CBO’s Projections of Federal Receipts and Expenditures in the National Income and Product Accounts: 2025 to 2034
The federal government's fiscal transactions are recorded in two major sets of accounts: The Budget of the United States Government (often called the federal budget), which is prepared by the Office of Management and Budget, and the national income and product accounts (NIPAs), which are produced by the Department of Commerce's Bureau of Economic Analysis (BEA). The federal budget is the framework generally used by executive branch agencies and the Congress to track agencies' budgetary resources and their expenditures, oversee their activities, and implement legislation.
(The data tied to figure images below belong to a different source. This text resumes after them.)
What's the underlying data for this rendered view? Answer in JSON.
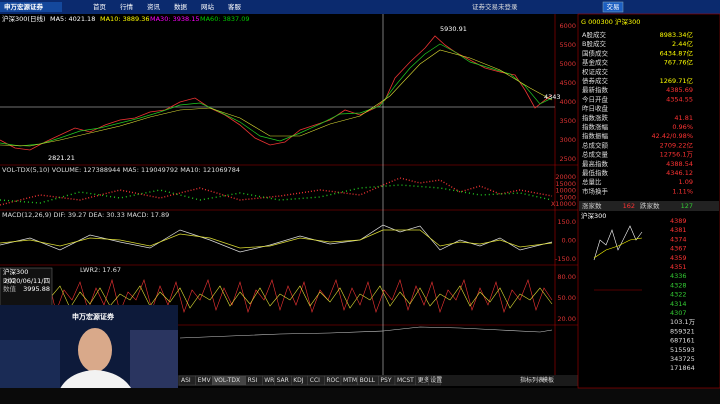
{
  "menu": {
    "logo": "申万宏源证券",
    "items": [
      "首页",
      "行情",
      "资讯",
      "数据",
      "网站",
      "客服"
    ],
    "login": "证券交易未登录",
    "trade": "交易"
  },
  "price_panel": {
    "title": "沪深300(日线)",
    "indicators": [
      "MA5: 4021.18",
      "MA10: 3889.36",
      "MA30: 3938.15",
      "MA60: 3837.09"
    ],
    "axis_labels": [
      "6000",
      "5500",
      "5000",
      "4500",
      "4000",
      "3500",
      "3000",
      "2500"
    ],
    "high_label": "5930.91",
    "low_label": "2821.21",
    "last_label": "4343"
  },
  "volume_panel": {
    "title": "VOL-TDX(5,10) VOLUME: 127388944 MA5: 119049792 MA10: 121069784",
    "axis_labels": [
      "20000",
      "15000",
      "10000",
      "5000",
      "X10000"
    ]
  },
  "macd_panel": {
    "title": "MACD(12,26,9) DIF: 39.27 DEA: 30.33 MACD: 17.89",
    "axis_labels": [
      "150.0",
      "0.00",
      "-150.0"
    ]
  },
  "lwr_panel": {
    "title": "LWR2: 17.67",
    "axis_labels": [
      "80.00",
      "50.00",
      "20.00"
    ]
  },
  "info_box": {
    "title": "沪深300",
    "rows": [
      [
        "时间",
        "2020/06/11/四"
      ],
      [
        "数值",
        "3995.88"
      ]
    ]
  },
  "video": {
    "logo": "申万宏源证券"
  },
  "tabs": [
    "ASI",
    "EMV",
    "VOL-TDX",
    "RSI",
    "WR",
    "SAR",
    "KDJ",
    "CCI",
    "ROC",
    "MTM",
    "BOLL",
    "PSY",
    "MCST",
    "更多",
    "设置"
  ],
  "tab_tools": [
    "指标列表",
    "模板"
  ],
  "quote": {
    "header": "G 000300 沪深300",
    "rows": [
      [
        "A股成交",
        "8983.34亿"
      ],
      [
        "B股成交",
        "2.44亿"
      ],
      [
        "国债成交",
        "6434.87亿"
      ],
      [
        "基金成交",
        "767.76亿"
      ],
      [
        "权证成交",
        ""
      ],
      [
        "债券成交",
        "1269.71亿"
      ],
      [
        "最新指数",
        "4385.69"
      ],
      [
        "今日开盘",
        "4354.55"
      ],
      [
        "昨日收盘",
        ""
      ],
      [
        "指数涨跌",
        "41.81"
      ],
      [
        "指数涨幅",
        "0.96%"
      ],
      [
        "指数振幅",
        "42.42/0.98%"
      ],
      [
        "总成交额",
        "2709.22亿"
      ],
      [
        "总成交量",
        "12756.1万"
      ],
      [
        "最高指数",
        "4388.54"
      ],
      [
        "最低指数",
        "4346.12"
      ],
      [
        "总量比",
        "1.09"
      ],
      [
        "市场换手",
        "1.11%"
      ]
    ],
    "up_label": "涨家数",
    "up": "162",
    "down_label": "跌家数",
    "down": "127",
    "mini_title": "沪深300",
    "mini_axis": [
      "4389",
      "4381",
      "4374",
      "4367",
      "4359",
      "4351",
      "4336",
      "4328",
      "4322",
      "4314",
      "4307",
      "103.1万",
      "859321",
      "687161",
      "515593",
      "343725",
      "171864"
    ]
  }
}
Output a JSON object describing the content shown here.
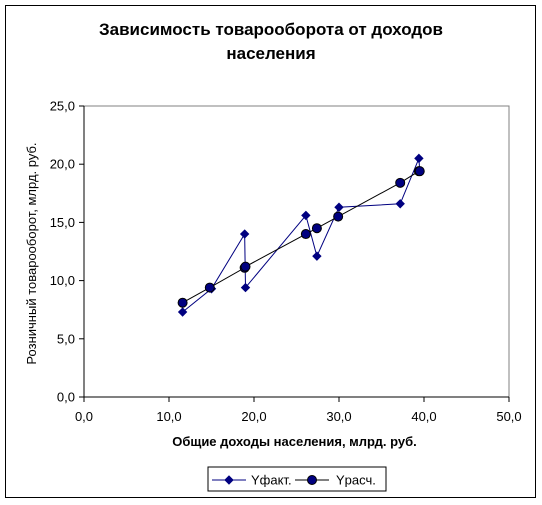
{
  "chart_data": {
    "type": "scatter",
    "title_lines": [
      "Зависимость товарооборота от доходов",
      "населения"
    ],
    "xlabel": "Общие доходы населения, млрд. руб.",
    "ylabel": "Розничный товарооборот, млрд. руб.",
    "xlim": [
      0,
      50
    ],
    "ylim": [
      0,
      25
    ],
    "x_ticks": [
      0,
      10,
      20,
      30,
      40,
      50
    ],
    "y_ticks": [
      0,
      5,
      10,
      15,
      20,
      25
    ],
    "x_tick_labels": [
      "0,0",
      "10,0",
      "20,0",
      "30,0",
      "40,0",
      "50,0"
    ],
    "y_tick_labels": [
      "0,0",
      "5,0",
      "10,0",
      "15,0",
      "20,0",
      "25,0"
    ],
    "grid": false,
    "legend_position": "bottom",
    "series": [
      {
        "name": "Yфакт.",
        "marker": "diamond",
        "color": "#000080",
        "points": [
          [
            11.6,
            7.3
          ],
          [
            15.0,
            9.3
          ],
          [
            18.9,
            14.0
          ],
          [
            19.0,
            9.4
          ],
          [
            26.1,
            15.6
          ],
          [
            27.4,
            12.1
          ],
          [
            30.0,
            16.3
          ],
          [
            37.2,
            16.6
          ],
          [
            39.4,
            20.5
          ],
          [
            39.5,
            19.4
          ]
        ]
      },
      {
        "name": "Yрасч.",
        "marker": "circle",
        "color": "#000000",
        "fill": "#000080",
        "points": [
          [
            11.6,
            8.1
          ],
          [
            14.8,
            9.4
          ],
          [
            18.9,
            11.1
          ],
          [
            19.0,
            11.2
          ],
          [
            26.1,
            14.0
          ],
          [
            27.4,
            14.5
          ],
          [
            29.9,
            15.5
          ],
          [
            37.2,
            18.4
          ],
          [
            39.4,
            19.4
          ],
          [
            39.5,
            19.4
          ]
        ]
      }
    ]
  }
}
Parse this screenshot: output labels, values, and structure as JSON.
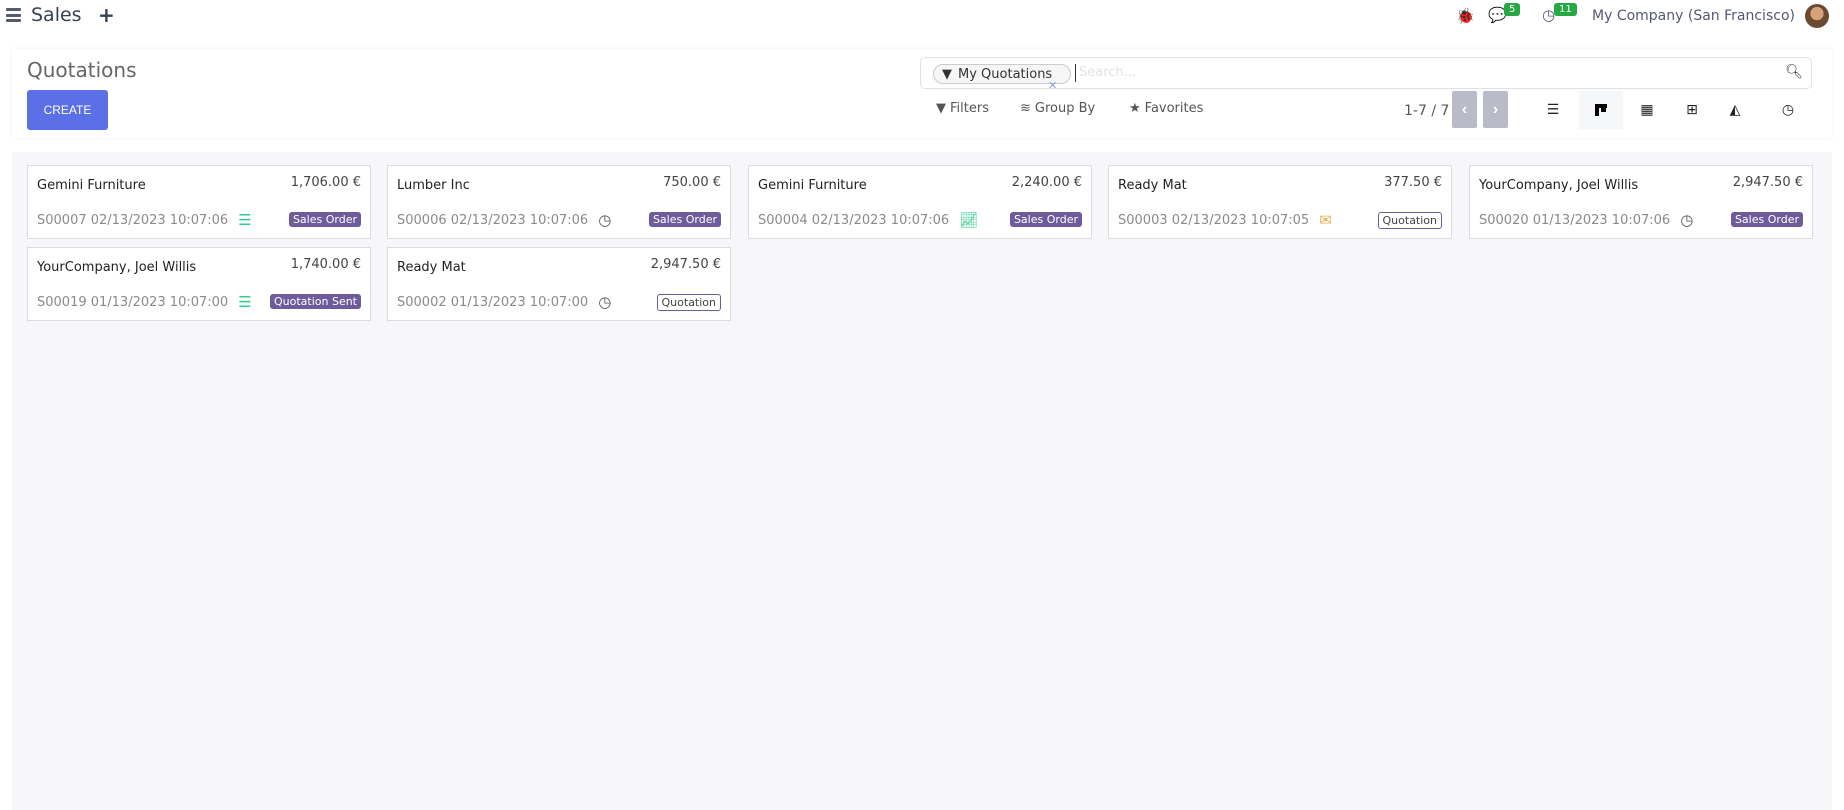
{
  "topbar": {
    "app_name": "Sales",
    "plus": "+",
    "chat_count": "5",
    "activity_count": "11",
    "company": "My Company (San Francisco)"
  },
  "control_panel": {
    "title": "Quotations",
    "create_label": "CREATE",
    "search": {
      "facet": "My Quotations",
      "placeholder": "Search..."
    },
    "filters_label": "Filters",
    "groupby_label": "Group By",
    "favorites_label": "Favorites",
    "pager": "1-7 / 7",
    "views": [
      "list",
      "kanban",
      "calendar",
      "pivot",
      "graph",
      "activity"
    ],
    "active_view": "kanban"
  },
  "colors": {
    "primary": "#5b6fe6",
    "tag": "#6d5b9c",
    "badge": "#28a745",
    "activity_green": "#2ecc8e",
    "activity_orange": "#f0ad4e"
  },
  "cards": [
    {
      "name": "Gemini Furniture",
      "amount": "1,706.00 €",
      "ref": "S00007 02/13/2023 10:07:06",
      "activity": "tasks-icon",
      "status": "Sales Order",
      "style": "solid"
    },
    {
      "name": "Lumber Inc",
      "amount": "750.00 €",
      "ref": "S00006 02/13/2023 10:07:06",
      "activity": "clock-icon",
      "status": "Sales Order",
      "style": "solid"
    },
    {
      "name": "Gemini Furniture",
      "amount": "2,240.00 €",
      "ref": "S00004 02/13/2023 10:07:06",
      "activity": "chart-line-icon",
      "status": "Sales Order",
      "style": "solid"
    },
    {
      "name": "Ready Mat",
      "amount": "377.50 €",
      "ref": "S00003 02/13/2023 10:07:05",
      "activity": "envelope-icon",
      "status": "Quotation",
      "style": "outline"
    },
    {
      "name": "YourCompany, Joel Willis",
      "amount": "2,947.50 €",
      "ref": "S00020 01/13/2023 10:07:06",
      "activity": "clock-icon",
      "status": "Sales Order",
      "style": "solid"
    },
    {
      "name": "YourCompany, Joel Willis",
      "amount": "1,740.00 €",
      "ref": "S00019 01/13/2023 10:07:00",
      "activity": "tasks-icon",
      "status": "Quotation Sent",
      "style": "solid"
    },
    {
      "name": "Ready Mat",
      "amount": "2,947.50 €",
      "ref": "S00002 01/13/2023 10:07:00",
      "activity": "clock-icon",
      "status": "Quotation",
      "style": "outline"
    }
  ]
}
The NIPAs, by contrast, are not intended to help the government plan or manage its activities. Instead, those accounts provide a general framework for describing the entire U.S. economy, rather than the federal government specifically.
Each year, the Congressional Budget Office publishes projections of federal revenues and outlays for the current fiscal year and the next 10 years. Those baseline budget projections reflect the standard structure for budgetary accounting. This report offers additional assistance to analysts and forecasters examining the entire U.S. economy by presenting CBO's projections of revenues and outlays for the 2025–2034 period in the NIPA framework and its categories of current receipts and expenditures.
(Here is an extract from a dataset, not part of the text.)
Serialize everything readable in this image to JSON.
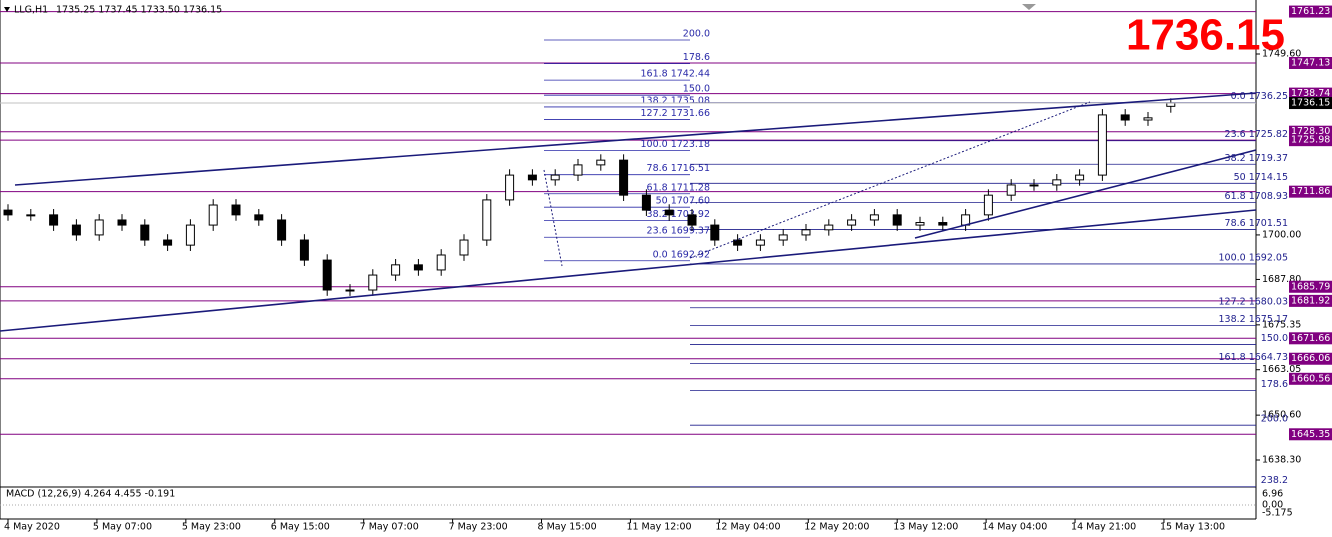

The projected budget totals under the two sets of accounts are similar but not identical. Because of conceptual differences, for the 2025–2034 period, cumulative current receipts in the NIPAs exceed projected revenues in CBO's baseline by about 5 percent, and current expenditures in the NIPAs exceed projected outlays in the baseline by about 3 percent.
CBO's baseline budget projections include federal deficits or surpluses, which are calculated by subtracting outlays from revenues. In the NIPAs, net federal government saving is calculated by subtracting current expenditures from current receipts. When current expenditures exceed current receipts—as they do throughout the projection period—the amount of net federal government saving is negative and akin to a budget deficit.
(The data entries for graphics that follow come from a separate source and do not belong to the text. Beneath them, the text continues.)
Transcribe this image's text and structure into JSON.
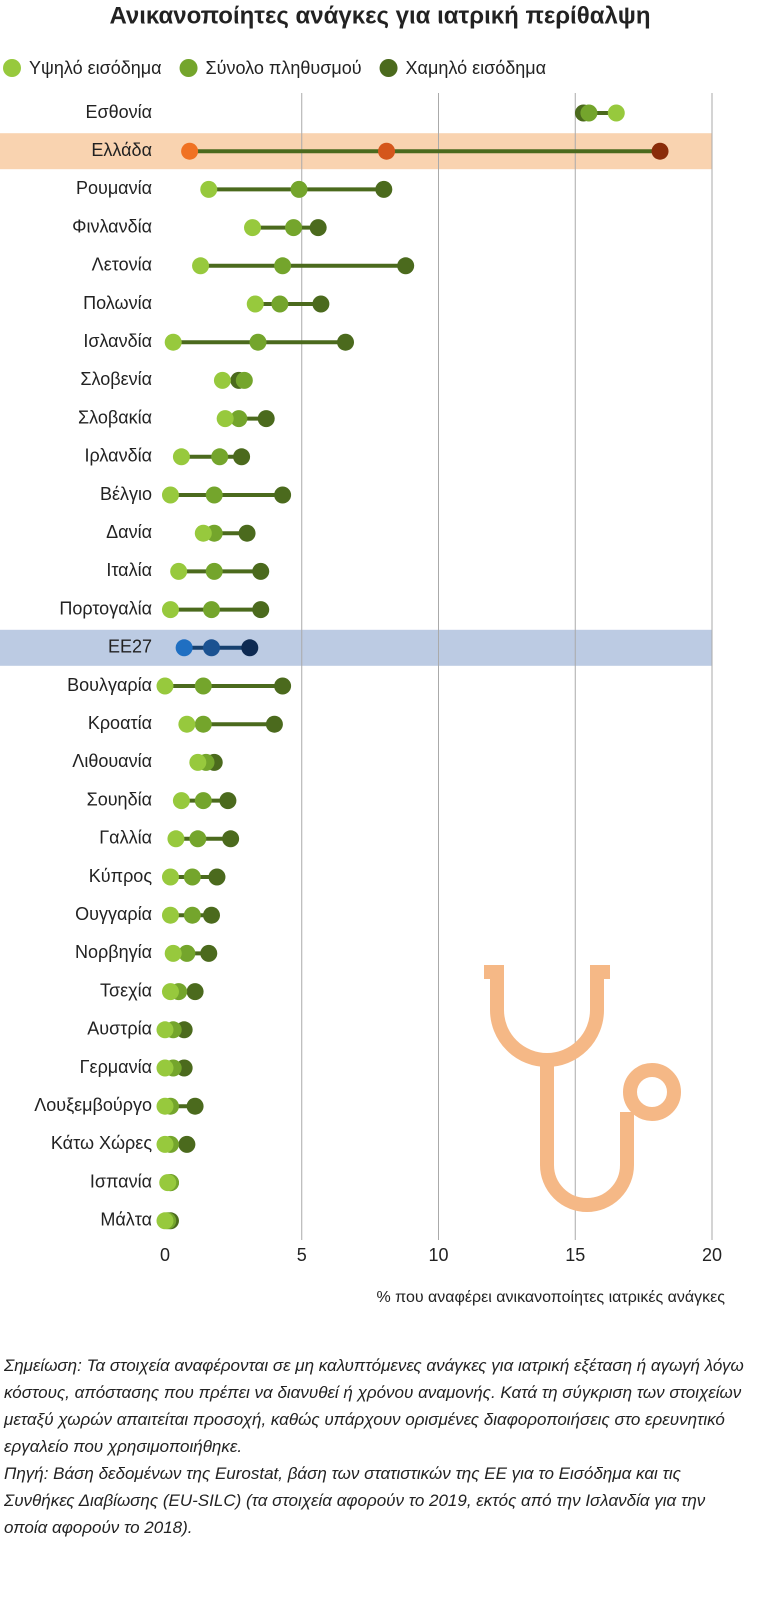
{
  "chart_data": {
    "type": "dumbbell",
    "title": "Ανικανοποίητες ανάγκες για ιατρική περίθαλψη",
    "x_label": "% που αναφέρει ανικανοποίητες ιατρικές ανάγκες",
    "categories": [
      "Εσθονία",
      "Ελλάδα",
      "Ρουμανία",
      "Φινλανδία",
      "Λετονία",
      "Πολωνία",
      "Ισλανδία",
      "Σλοβενία",
      "Σλοβακία",
      "Ιρλανδία",
      "Βέλγιο",
      "Δανία",
      "Ιταλία",
      "Πορτογαλία",
      "ΕΕ27",
      "Βουλγαρία",
      "Κροατία",
      "Λιθουανία",
      "Σουηδία",
      "Γαλλία",
      "Κύπρος",
      "Ουγγαρία",
      "Νορβηγία",
      "Τσεχία",
      "Αυστρία",
      "Γερμανία",
      "Λουξεμβούργο",
      "Κάτω Χώρες",
      "Ισπανία",
      "Μάλτα"
    ],
    "series": [
      {
        "name": "Υψηλό εισόδημα",
        "color": "#97c93d",
        "values": [
          16.5,
          0.9,
          1.6,
          3.2,
          1.3,
          3.3,
          0.3,
          2.1,
          2.2,
          0.6,
          0.2,
          1.4,
          0.5,
          0.2,
          0.7,
          0.0,
          0.8,
          1.2,
          0.6,
          0.4,
          0.2,
          0.2,
          0.3,
          0.2,
          0.0,
          0.0,
          0.0,
          0.0,
          0.1,
          0.0
        ]
      },
      {
        "name": "Σύνολο πληθυσμού",
        "color": "#74a52c",
        "values": [
          15.5,
          8.1,
          4.9,
          4.7,
          4.3,
          4.2,
          3.4,
          2.9,
          2.7,
          2.0,
          1.8,
          1.8,
          1.8,
          1.7,
          1.7,
          1.4,
          1.4,
          1.5,
          1.4,
          1.2,
          1.0,
          1.0,
          0.8,
          0.5,
          0.3,
          0.3,
          0.2,
          0.2,
          0.2,
          0.1
        ]
      },
      {
        "name": "Χαμηλό εισόδημα",
        "color": "#4b6a1d",
        "values": [
          15.3,
          18.1,
          8.0,
          5.6,
          8.8,
          5.7,
          6.6,
          2.7,
          3.7,
          2.8,
          4.3,
          3.0,
          3.5,
          3.5,
          3.1,
          4.3,
          4.0,
          1.8,
          2.3,
          2.4,
          1.9,
          1.7,
          1.6,
          1.1,
          0.7,
          0.7,
          1.1,
          0.8,
          0.2,
          0.2
        ]
      }
    ],
    "line_color": "#4b6a1d",
    "highlights": [
      {
        "category": "Ελλάδα",
        "band": "#f9d3b0",
        "line": "#4b6a1d",
        "colors": [
          "#f07223",
          "#d4561b",
          "#8a2c09"
        ]
      },
      {
        "category": "ΕΕ27",
        "band": "#bccbe3",
        "line": "#16406e",
        "colors": [
          "#1f6fc2",
          "#1b5291",
          "#0e2a52"
        ]
      }
    ],
    "xlim": [
      0,
      20
    ],
    "xticks": [
      0,
      5,
      10,
      15,
      20
    ],
    "grid": true,
    "notes": [
      "Σημείωση: Τα στοιχεία αναφέρονται σε μη καλυπτόμενες ανάγκες για ιατρική εξέταση ή αγωγή λόγω κόστους, απόστασης που πρέπει να διανυθεί ή χρόνου αναμονής. Κατά τη σύγκριση των στοιχείων μεταξύ χωρών απαιτείται προσοχή, καθώς υπάρχουν ορισμένες διαφοροποιήσεις στο ερευνητικό εργαλείο που χρησιμοποιήθηκε.",
      "Πηγή: Βάση δεδομένων της Eurostat, βάση των στατιστικών της ΕΕ για το Εισόδημα και τις Συνθήκες Διαβίωσης (EU-SILC) (τα στοιχεία αφορούν το 2019, εκτός από την Ισλανδία για την οποία αφορούν το 2018)."
    ]
  }
}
The projected amount of negative federal saving for 2025 is $1.9 trillion. Negative federal saving remains less than that through 2028, reaches $2.0 trillion in 2029, and then grows to $2.8 trillion in 2034. Deficits in CBO's baseline budget projections follow a similar pattern: In 2025, the deficit amounts to $1.9 trillion. Deficits shrink slightly before returning to that amount in 2028 and 2029; they grow thereafter, reaching $2.9 trillion in 2034. Over the 2025–2034 period, the amount of negative federal saving, which totals $21.5 trillion, is projected to be slightly less than the cumulative deficit, which totals $22.1 trillion.